Media Talk: Every hour is Earth Hour

Richard Mitchell, associate professor of Child and Youth Studies, wrote an opinion piece, “Every hour is Earth Hour,” for the March 29 issue of the St. Catharines Standard.

An excerpt:

When clocks around the world struck 8:30 Saturday night, millions of people turned off lights and other energy eating gadgets for 60 minutes, all part of the flourishing global support for the symbolic gesture that is Earth Hour.

In the three years since the World Wildlife Fund launched Earth Hour as a way to let people make a statement about climate change, participation has soared. That 2007 event, basically limited to Australia, saw more than two million homes and business turn off the lights to reduce consumption and embody a green attitude.

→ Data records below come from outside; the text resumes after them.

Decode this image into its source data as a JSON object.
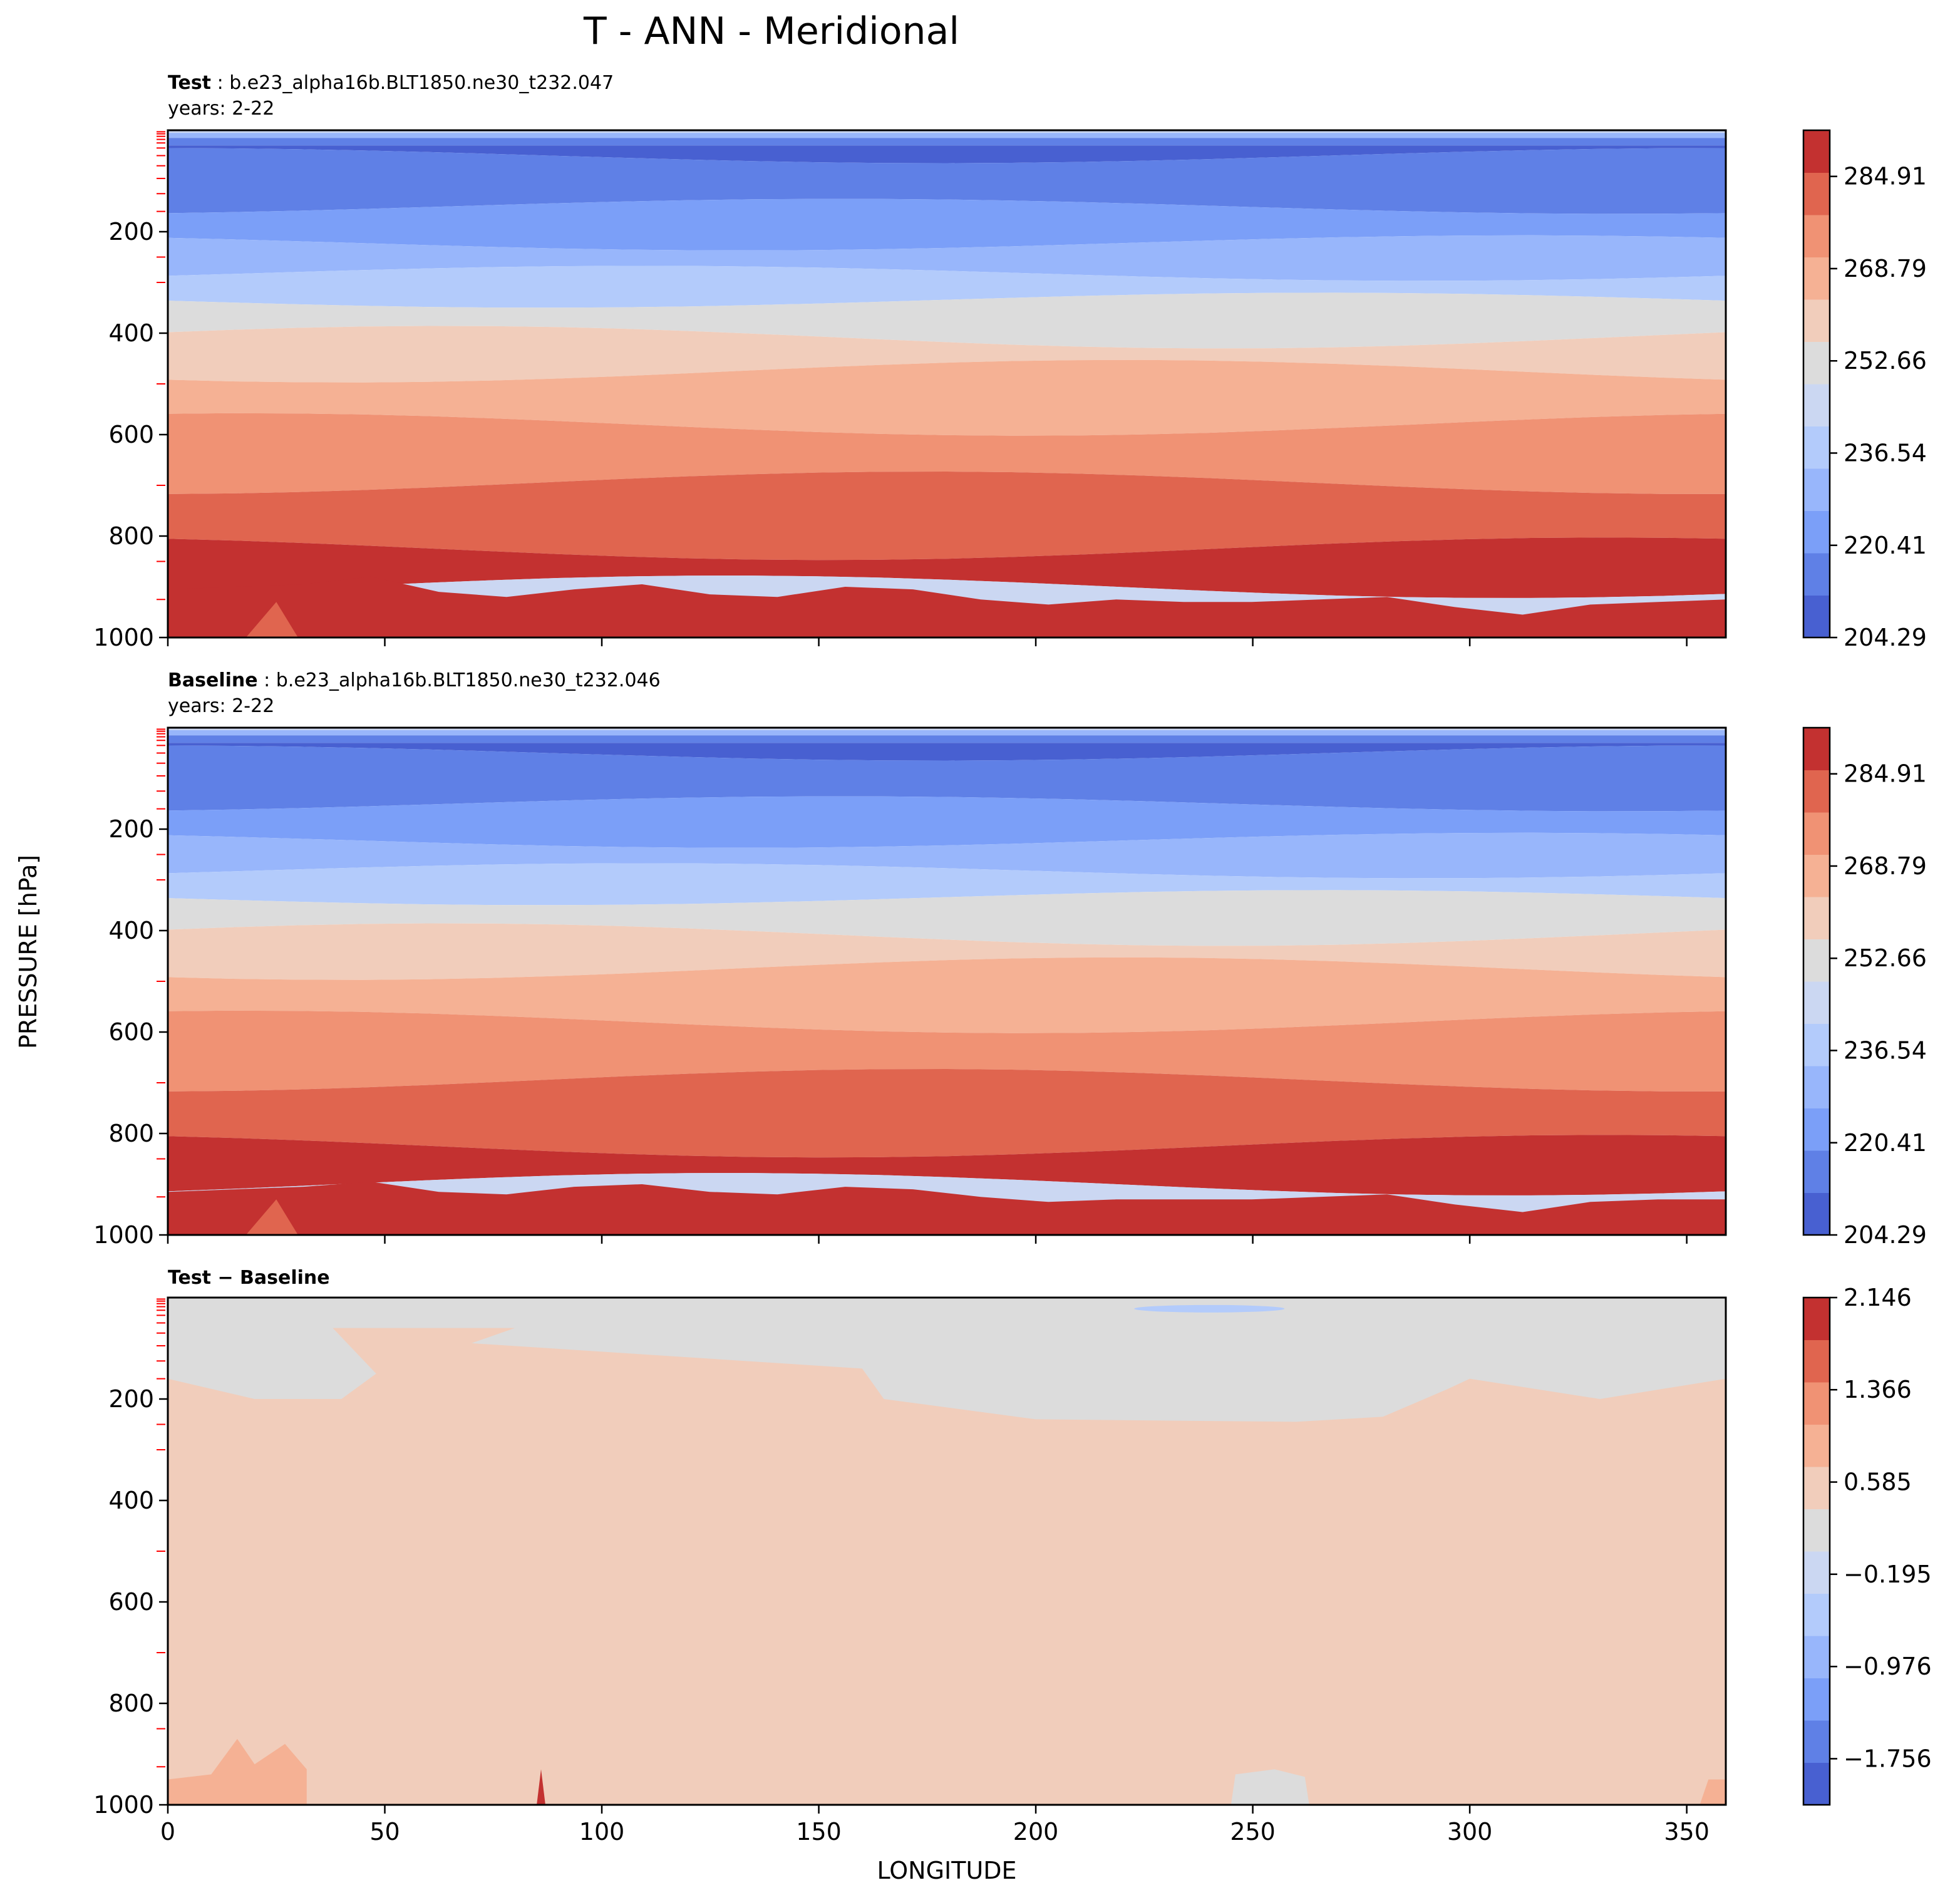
{
  "figure": {
    "title": "T - ANN - Meridional",
    "ylabel": "PRESSURE [hPa]",
    "xlabel": "LONGITUDE"
  },
  "colors": {
    "levels": [
      "#4860d1",
      "#5f80e6",
      "#7b9ff8",
      "#98b6fb",
      "#b3cbfb",
      "#cbd7f2",
      "#dcdcdc",
      "#f1cdbb",
      "#f5b194",
      "#f09274",
      "#e0654f",
      "#c33130"
    ]
  },
  "chart_data": [
    {
      "type": "contour",
      "panel": "test",
      "title_bold": "Test",
      "title_rest": ": b.e23_alpha16b.BLT1850.ne30_t232.047",
      "subtitle": "years: 2-22",
      "x_range": [
        0,
        359
      ],
      "y_range": [
        0,
        1000
      ],
      "y_inverted": true,
      "x_ticks": [
        0,
        50,
        100,
        150,
        200,
        250,
        300,
        350
      ],
      "x_ticks_labeled": false,
      "y_ticks": [
        "200",
        "400",
        "600",
        "800",
        "1000"
      ],
      "colorbar": {
        "levels": [
          204.29,
          212.35,
          220.41,
          228.48,
          236.54,
          244.6,
          252.66,
          260.73,
          268.79,
          276.85,
          284.91,
          292.98
        ],
        "tick_labels": [
          "284.91",
          "268.79",
          "252.66",
          "236.54",
          "220.41",
          "204.29"
        ]
      },
      "boundaries_hPa": [
        5,
        15,
        30,
        50,
        150,
        222,
        282,
        335,
        408,
        475,
        580,
        695,
        825,
        900
      ],
      "surface_boundary_hPa": [
        905,
        900,
        895,
        880,
        910,
        920,
        905,
        895,
        915,
        920,
        900,
        905,
        925,
        935,
        925,
        930,
        930,
        925,
        920,
        940,
        955,
        935,
        930,
        925
      ]
    },
    {
      "type": "contour",
      "panel": "baseline",
      "title_bold": "Baseline",
      "title_rest": ": b.e23_alpha16b.BLT1850.ne30_t232.046",
      "subtitle": "years: 2-22",
      "x_range": [
        0,
        359
      ],
      "y_range": [
        0,
        1000
      ],
      "y_inverted": true,
      "x_ticks": [
        0,
        50,
        100,
        150,
        200,
        250,
        300,
        350
      ],
      "x_ticks_labeled": false,
      "y_ticks": [
        "200",
        "400",
        "600",
        "800",
        "1000"
      ],
      "colorbar": {
        "levels": [
          204.29,
          212.35,
          220.41,
          228.48,
          236.54,
          244.6,
          252.66,
          260.73,
          268.79,
          276.85,
          284.91,
          292.98
        ],
        "tick_labels": [
          "284.91",
          "268.79",
          "252.66",
          "236.54",
          "220.41",
          "204.29"
        ]
      },
      "boundaries_hPa": [
        5,
        15,
        30,
        50,
        150,
        222,
        282,
        335,
        408,
        475,
        580,
        695,
        825,
        900
      ],
      "surface_boundary_hPa": [
        915,
        910,
        905,
        895,
        915,
        920,
        905,
        900,
        915,
        920,
        905,
        910,
        925,
        935,
        930,
        930,
        930,
        925,
        920,
        940,
        955,
        935,
        930,
        930
      ]
    },
    {
      "type": "contour",
      "panel": "difference",
      "title_bold": "Test − Baseline",
      "x_range": [
        0,
        359
      ],
      "y_range": [
        0,
        1000
      ],
      "y_inverted": true,
      "x_ticks": [
        "0",
        "50",
        "100",
        "150",
        "200",
        "250",
        "300",
        "350"
      ],
      "y_ticks": [
        "200",
        "400",
        "600",
        "800",
        "1000"
      ],
      "colorbar": {
        "levels": [
          -2.146,
          -1.756,
          -1.366,
          -0.976,
          -0.585,
          -0.195,
          0.195,
          0.585,
          0.976,
          1.366,
          1.756,
          2.146
        ],
        "tick_labels": [
          "2.146",
          "1.366",
          "0.585",
          "−0.195",
          "−0.976",
          "−1.756"
        ]
      },
      "description_regions": {
        "near_zero_upper": "values between -0.195 and 0.195 above ~160-245 hPa",
        "positive_bulk": "values between 0.195 and 0.585 below",
        "small_positive_near_surface": "0.585 to 0.976 near 0-30 and 355-359 lon"
      }
    }
  ]
}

The next year Earth Hour went viral, and it is estimated that more than 50 million people participated. This year 105 countries and more than 200 cities formally signed on, and it is estimated that one of every seven people on the planet were moved to pull a plug or flick a switch. That’s more than a billion beople.
Sustainability has emerged as the defining issue of our era, and last November the Council of Ontario University Presidents reinforced this by announcing university communities are deeply aware of the challenges facing the world arising from climate change and the degradation of natural environment.

As co-chair of the Sustainability Co-ordinating Committee at Brock University, I’ve been asked to help promote this new tradition of shutting off the lights across campus. And as I do, I am reminded of something a student suggested to me — that, for anyone under 30, sustainability “is the human rights of the 21st century.”